The COVID-19 pandemic brought greater public recognition of the critical role of GPs in healthcare delivery, but not of the GP workforce crisis, features of which include GP vacancies, closed practices, an ageing workforce, GP emigration/attrition and a shortage of locum cover.
The workforce crisis threatens the Irish health system and its ability to deliver healthcare to an ageing population, to recover from the pandemic and to transform into a primary-care centred system (via Sláintecare). By 2028, Ireland needs to expand its’ GP workforce by 32-42% . To achieve this, the government increased GP training places and extended the age of GP retirement. However, to strengthen the GP workforce, Ireland must also improve GP retention. This requires a better understanding of GPs, their workloads and working lives and why they opt to exit the workforce (via emigration, early retirement, career change, reduced working hours).
Although these issues should be factored into workforce planning, they are poorly understood. Recent workforce projections did not consider GP emigration, although data generated by the PI indicates a GP emigration rate to Australia of approximately 25% (Australian work visas were issued to 550 Irish GPs from 2011-21).
The GP-R project is a GP retention-focused collaboration between researchers, knowledge users (ICGP), policy makers (Dept Health, HSE NDTP, Medical Council), front-line GPs and the public.

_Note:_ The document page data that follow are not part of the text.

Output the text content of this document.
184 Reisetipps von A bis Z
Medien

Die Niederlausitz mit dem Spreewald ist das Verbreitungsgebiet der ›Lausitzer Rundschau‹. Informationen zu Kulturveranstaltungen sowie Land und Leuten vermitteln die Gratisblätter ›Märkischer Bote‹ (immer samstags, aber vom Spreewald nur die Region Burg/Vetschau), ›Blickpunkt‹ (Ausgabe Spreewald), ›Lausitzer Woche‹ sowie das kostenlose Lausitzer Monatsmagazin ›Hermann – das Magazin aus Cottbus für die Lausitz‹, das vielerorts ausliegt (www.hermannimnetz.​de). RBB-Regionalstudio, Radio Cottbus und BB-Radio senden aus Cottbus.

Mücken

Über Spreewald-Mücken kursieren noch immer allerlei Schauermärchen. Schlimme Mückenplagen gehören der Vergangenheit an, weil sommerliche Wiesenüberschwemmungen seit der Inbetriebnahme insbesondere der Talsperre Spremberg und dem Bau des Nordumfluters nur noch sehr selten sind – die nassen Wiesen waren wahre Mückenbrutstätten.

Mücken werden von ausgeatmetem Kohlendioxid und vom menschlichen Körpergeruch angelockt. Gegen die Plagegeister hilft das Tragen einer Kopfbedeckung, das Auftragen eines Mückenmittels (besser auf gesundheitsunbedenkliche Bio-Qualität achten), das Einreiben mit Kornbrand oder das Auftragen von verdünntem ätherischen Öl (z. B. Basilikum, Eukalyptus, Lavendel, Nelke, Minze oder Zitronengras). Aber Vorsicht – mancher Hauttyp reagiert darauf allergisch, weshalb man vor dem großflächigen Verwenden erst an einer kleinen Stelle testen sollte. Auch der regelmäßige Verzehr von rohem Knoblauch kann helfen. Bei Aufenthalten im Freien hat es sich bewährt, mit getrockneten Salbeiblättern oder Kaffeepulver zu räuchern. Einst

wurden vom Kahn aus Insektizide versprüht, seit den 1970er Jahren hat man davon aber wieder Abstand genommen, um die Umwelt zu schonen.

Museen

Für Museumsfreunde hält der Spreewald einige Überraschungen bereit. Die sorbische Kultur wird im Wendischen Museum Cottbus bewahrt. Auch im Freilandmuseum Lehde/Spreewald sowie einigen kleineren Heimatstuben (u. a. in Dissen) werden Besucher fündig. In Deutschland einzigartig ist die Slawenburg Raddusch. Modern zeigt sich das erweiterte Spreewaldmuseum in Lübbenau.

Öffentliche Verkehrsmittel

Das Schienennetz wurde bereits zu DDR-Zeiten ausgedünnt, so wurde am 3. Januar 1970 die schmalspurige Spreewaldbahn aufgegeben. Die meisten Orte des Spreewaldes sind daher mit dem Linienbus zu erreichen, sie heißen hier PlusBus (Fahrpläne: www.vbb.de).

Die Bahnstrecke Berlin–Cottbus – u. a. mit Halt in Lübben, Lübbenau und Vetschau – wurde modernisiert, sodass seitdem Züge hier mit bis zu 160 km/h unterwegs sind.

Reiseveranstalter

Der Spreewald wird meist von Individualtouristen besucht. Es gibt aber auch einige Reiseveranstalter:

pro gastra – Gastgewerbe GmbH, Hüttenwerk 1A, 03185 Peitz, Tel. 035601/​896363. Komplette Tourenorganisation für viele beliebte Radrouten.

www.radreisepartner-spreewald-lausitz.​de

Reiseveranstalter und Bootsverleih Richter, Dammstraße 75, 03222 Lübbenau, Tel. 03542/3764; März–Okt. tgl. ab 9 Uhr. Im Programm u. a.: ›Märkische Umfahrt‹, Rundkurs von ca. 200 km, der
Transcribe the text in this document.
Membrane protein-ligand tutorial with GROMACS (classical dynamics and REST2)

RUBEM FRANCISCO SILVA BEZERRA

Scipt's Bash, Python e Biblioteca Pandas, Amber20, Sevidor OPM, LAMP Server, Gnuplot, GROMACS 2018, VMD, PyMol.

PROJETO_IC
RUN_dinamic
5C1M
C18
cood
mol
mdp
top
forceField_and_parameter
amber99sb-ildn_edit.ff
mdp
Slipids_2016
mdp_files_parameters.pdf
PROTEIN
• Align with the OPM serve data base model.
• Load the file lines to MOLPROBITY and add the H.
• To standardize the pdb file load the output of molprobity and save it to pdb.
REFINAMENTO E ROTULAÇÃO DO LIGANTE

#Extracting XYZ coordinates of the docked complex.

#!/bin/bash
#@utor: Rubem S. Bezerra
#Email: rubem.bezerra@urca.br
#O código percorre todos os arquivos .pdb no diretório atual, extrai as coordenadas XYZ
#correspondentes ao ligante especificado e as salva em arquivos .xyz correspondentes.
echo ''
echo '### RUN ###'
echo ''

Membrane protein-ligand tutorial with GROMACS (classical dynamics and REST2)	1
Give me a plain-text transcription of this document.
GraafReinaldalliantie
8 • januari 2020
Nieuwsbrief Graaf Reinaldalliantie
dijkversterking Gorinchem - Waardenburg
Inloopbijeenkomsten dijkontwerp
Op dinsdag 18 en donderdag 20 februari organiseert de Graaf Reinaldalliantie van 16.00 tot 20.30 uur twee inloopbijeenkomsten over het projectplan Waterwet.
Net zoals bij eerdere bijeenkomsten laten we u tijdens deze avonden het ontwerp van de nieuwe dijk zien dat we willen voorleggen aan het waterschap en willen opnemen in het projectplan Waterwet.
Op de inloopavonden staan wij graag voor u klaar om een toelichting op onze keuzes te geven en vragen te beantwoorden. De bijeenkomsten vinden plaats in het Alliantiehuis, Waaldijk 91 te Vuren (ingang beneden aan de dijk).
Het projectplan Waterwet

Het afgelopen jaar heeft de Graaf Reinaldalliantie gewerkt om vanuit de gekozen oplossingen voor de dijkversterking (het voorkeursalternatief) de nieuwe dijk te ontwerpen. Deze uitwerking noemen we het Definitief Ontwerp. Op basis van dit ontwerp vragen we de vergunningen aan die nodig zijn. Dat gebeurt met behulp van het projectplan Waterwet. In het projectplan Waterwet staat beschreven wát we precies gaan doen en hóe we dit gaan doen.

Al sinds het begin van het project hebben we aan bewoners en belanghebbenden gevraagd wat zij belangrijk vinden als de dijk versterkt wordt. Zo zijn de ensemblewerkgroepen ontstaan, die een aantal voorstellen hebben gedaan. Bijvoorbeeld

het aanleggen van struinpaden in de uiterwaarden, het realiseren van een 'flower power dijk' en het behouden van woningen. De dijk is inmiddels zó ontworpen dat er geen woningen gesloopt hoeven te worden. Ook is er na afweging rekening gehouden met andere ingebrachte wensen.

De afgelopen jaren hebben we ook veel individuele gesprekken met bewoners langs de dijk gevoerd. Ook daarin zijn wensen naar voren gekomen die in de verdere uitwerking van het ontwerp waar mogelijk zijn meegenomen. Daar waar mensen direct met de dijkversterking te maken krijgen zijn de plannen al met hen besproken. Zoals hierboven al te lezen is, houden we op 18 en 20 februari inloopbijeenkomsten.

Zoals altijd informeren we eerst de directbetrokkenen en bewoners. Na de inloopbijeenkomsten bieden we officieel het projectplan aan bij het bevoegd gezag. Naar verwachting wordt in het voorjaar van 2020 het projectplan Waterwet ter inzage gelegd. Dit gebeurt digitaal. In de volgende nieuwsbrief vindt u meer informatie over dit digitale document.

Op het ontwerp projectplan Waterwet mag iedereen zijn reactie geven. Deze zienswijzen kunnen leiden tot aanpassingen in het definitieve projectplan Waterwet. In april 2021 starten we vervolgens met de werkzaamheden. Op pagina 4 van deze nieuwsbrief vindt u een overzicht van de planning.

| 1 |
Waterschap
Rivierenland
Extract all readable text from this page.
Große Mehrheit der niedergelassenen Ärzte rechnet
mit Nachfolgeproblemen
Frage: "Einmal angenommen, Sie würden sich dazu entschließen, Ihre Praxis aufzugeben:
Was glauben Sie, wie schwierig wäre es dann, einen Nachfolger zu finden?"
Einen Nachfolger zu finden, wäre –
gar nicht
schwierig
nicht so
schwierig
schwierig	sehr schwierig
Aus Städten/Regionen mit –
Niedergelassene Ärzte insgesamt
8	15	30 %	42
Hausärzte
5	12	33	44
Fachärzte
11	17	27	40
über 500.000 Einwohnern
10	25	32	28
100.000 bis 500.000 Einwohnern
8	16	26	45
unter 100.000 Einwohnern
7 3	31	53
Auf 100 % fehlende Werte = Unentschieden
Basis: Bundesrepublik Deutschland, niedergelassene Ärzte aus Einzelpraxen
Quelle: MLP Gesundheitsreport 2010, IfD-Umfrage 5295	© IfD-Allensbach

Using innovative ethnographic methods to engage with GPs via WhatsApp and Zoom, it will for the first time, generate in-depth insights into the working lives of Ireland’s GPs (N=20); quantify the rate of GP emigration and engage with Irish-trained GPs abroad (N=10) to ascertain the drivers of emigration and how to encourage return/retention.
The GP-R research findings will enhance GP workforce planning policy, inform public debate around GP retention/attrition and highlight its importance to healthcare access, healthcare delivery and GP wellbeing.